The Influence of Redundancy, Analogies, and Field Dependency Upon Learning of Scientific Material From Audiotapes.
Date of Award
Doctor of Philosophy (PhD)
The problems investigated in this study were: (1) Does the use of redundancy and analogies to emphasize the main verbal scientific concepts of an instructional unit facilitate comparable learning for field independent (FI), intermediate cognitive style (ICS), and field dependent (FD) undergraduate college students? (2) Are there differences in the aural, visual, and preferred sense recall of FI, ICS, and FD undergraduate college students? The population consisted of undergraduate education students at Louisiana State University in Baton Rouge during the Spring Semester, 1981. The sample was all students enrolled in six sections of two media courses. Instruments used were the Hidden Figures Test (HFT) to measure field dependency, a slide-tape test to identify sense recall and preference, and two multiple choice tests to measure concept acquisition. The procedure entailed three periods: first, to measure field dependency and aural vs. visual recall and preference; second, to present an audiotape using redundancy and a nine-question test; third, (one week later) to present an audiotape using analogies and a nine question test. The design of the study was randomized completely with post-tests only. These hypotheses were tested using one way Analysis of Variance; there are no significant differences in: (1) information acquisition by FI, ICS, and FD subjects when redundancy is used in instruction, (2) information acquisition by FI, ICS, and FD subjects when analogies are used in instruction, (3) aural recall of the FI, ICS, and FD subjects, (4) visual recall of the FI, ICS, and FD subjects, (5) preferred sense recall of the FI, ICS, and FD subjects, were tested using one way Analysis of the Variance.

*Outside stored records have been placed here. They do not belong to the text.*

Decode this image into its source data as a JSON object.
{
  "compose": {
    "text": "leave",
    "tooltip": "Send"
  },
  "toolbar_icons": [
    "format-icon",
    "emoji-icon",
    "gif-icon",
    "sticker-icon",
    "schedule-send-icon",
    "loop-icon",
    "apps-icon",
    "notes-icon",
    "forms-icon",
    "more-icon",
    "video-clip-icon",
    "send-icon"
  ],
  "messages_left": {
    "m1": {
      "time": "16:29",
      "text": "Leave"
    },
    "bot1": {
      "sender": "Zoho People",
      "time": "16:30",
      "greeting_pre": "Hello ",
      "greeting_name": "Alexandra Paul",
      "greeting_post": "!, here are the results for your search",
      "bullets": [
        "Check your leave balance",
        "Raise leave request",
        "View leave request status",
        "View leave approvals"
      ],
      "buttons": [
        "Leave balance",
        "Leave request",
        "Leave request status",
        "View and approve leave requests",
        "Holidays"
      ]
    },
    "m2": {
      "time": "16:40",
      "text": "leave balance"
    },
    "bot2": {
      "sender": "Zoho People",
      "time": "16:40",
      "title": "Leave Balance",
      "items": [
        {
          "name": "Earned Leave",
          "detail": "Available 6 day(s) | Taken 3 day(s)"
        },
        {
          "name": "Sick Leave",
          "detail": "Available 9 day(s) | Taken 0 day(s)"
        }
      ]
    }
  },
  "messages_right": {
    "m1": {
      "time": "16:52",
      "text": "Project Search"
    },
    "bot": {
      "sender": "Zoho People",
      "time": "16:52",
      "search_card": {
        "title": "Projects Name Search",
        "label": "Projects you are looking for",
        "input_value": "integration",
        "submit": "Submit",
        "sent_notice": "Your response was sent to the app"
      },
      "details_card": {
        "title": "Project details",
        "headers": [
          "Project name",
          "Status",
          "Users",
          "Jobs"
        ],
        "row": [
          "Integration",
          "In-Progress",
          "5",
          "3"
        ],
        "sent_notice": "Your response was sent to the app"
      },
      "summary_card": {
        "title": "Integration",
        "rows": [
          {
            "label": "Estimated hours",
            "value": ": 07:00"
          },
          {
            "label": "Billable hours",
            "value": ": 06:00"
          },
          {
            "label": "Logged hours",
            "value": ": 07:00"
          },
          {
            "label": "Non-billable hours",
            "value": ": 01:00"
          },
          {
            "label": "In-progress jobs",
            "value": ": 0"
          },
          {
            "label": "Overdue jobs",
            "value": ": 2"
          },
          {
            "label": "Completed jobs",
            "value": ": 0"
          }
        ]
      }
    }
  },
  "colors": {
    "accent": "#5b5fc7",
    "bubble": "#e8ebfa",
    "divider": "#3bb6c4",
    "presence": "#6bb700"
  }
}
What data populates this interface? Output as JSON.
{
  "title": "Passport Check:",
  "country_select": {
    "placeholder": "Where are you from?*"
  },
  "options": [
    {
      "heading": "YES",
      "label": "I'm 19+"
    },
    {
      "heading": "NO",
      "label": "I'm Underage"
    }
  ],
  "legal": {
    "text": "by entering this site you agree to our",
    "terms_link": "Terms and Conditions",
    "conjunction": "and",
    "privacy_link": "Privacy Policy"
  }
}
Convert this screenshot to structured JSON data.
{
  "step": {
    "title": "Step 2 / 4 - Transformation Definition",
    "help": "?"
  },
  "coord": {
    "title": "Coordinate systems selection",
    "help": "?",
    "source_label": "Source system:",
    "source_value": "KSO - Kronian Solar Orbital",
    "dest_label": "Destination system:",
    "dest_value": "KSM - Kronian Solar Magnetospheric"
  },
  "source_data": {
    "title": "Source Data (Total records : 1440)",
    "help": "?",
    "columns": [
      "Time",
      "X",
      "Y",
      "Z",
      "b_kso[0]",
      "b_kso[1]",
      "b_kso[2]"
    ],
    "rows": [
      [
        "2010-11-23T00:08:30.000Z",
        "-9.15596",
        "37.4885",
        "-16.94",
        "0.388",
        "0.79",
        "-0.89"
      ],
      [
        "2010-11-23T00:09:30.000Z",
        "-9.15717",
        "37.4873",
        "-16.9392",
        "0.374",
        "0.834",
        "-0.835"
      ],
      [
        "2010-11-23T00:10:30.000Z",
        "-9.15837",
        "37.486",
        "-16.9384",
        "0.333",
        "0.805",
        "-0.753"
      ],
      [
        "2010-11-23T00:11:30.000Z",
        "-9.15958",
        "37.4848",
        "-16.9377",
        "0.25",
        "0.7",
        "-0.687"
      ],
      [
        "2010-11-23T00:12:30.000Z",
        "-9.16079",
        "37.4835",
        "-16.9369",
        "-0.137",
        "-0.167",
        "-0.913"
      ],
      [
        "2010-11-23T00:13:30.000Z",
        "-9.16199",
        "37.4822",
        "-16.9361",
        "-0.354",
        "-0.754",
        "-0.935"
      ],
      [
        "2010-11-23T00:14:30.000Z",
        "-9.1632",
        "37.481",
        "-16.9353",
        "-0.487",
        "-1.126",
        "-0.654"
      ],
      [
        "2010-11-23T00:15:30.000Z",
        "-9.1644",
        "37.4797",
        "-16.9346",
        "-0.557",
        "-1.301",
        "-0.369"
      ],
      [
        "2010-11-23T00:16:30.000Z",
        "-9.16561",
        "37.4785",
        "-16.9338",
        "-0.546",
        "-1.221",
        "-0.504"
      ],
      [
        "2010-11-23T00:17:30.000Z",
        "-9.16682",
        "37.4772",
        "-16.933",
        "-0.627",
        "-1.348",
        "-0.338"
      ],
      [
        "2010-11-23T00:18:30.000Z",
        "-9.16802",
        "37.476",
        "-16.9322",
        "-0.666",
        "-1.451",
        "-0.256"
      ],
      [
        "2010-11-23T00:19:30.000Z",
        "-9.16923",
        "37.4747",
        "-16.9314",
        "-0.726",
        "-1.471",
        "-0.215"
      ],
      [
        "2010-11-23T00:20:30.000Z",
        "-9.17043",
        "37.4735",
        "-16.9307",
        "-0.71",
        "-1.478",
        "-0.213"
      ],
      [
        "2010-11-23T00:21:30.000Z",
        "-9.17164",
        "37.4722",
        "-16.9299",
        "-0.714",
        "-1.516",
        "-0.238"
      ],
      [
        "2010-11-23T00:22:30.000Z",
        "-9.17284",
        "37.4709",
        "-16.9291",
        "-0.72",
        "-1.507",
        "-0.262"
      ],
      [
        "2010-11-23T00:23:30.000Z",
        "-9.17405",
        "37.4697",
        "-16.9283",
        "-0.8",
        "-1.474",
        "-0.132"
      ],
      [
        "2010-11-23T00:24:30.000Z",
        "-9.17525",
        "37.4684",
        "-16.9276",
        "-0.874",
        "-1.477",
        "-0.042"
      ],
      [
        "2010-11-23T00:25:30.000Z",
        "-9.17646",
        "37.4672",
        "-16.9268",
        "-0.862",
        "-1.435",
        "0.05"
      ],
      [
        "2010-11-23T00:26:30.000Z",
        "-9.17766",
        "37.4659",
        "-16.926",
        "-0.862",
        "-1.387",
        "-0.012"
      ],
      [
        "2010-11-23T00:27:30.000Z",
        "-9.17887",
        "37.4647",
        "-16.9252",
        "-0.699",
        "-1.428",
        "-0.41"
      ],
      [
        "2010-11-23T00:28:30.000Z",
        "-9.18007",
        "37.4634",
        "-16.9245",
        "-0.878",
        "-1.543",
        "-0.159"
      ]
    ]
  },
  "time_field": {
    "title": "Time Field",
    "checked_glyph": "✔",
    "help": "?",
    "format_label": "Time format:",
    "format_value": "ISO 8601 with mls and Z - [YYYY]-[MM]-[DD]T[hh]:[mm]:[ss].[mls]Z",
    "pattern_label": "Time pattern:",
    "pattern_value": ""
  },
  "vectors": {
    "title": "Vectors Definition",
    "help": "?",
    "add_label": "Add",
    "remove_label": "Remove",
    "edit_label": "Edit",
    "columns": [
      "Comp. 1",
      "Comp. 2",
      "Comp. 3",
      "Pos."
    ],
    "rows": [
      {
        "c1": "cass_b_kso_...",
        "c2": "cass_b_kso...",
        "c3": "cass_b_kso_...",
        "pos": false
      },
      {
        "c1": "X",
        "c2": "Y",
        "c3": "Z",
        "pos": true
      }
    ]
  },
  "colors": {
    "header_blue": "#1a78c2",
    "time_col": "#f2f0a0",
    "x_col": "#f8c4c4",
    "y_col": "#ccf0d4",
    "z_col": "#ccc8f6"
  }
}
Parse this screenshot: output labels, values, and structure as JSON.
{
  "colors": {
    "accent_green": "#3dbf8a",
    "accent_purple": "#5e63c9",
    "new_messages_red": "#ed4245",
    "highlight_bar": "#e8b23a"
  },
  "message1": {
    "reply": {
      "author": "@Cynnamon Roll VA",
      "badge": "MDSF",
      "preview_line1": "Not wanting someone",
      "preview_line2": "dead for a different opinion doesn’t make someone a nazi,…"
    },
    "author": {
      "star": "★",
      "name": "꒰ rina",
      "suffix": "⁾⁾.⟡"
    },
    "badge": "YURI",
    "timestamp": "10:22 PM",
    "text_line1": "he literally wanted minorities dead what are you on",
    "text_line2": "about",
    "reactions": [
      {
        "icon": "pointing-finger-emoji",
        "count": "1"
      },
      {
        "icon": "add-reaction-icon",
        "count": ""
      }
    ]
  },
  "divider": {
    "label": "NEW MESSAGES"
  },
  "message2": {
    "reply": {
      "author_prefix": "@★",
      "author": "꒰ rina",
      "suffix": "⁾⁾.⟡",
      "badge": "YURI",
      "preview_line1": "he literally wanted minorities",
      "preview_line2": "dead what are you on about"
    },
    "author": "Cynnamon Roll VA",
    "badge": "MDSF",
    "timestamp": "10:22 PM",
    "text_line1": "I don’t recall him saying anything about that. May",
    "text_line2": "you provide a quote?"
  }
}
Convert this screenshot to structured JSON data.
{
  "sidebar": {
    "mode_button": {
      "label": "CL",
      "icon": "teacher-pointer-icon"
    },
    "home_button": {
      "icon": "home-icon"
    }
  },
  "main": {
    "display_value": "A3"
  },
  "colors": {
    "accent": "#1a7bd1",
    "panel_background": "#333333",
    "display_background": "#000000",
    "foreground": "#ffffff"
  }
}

None of the F values of the ANOVAs were significant at the .05 level. All the null hypotheses were accepted. The conclusions were: (1) the amount of information acquired by the FI, ICS, and FD subjects was comparable, (2) There was no trend in the auditory, visual and preferred sense recall for the three groups. Since the findings failed to demonstrate the variance between FI and FD subjects established by previous research, the results were interpreted as reflecting the effectiveness of redundancy and analogies in assisting all learners in identifying and acquiring the relevant aspects of the material.
Wyllie wydra, Ellen Jane, "The Influence of Redundancy, Analogies, and Field Dependency Upon Learning of Scientific Material From Audiotapes." (1981). LSU Historical Dissertations and Theses. 3664.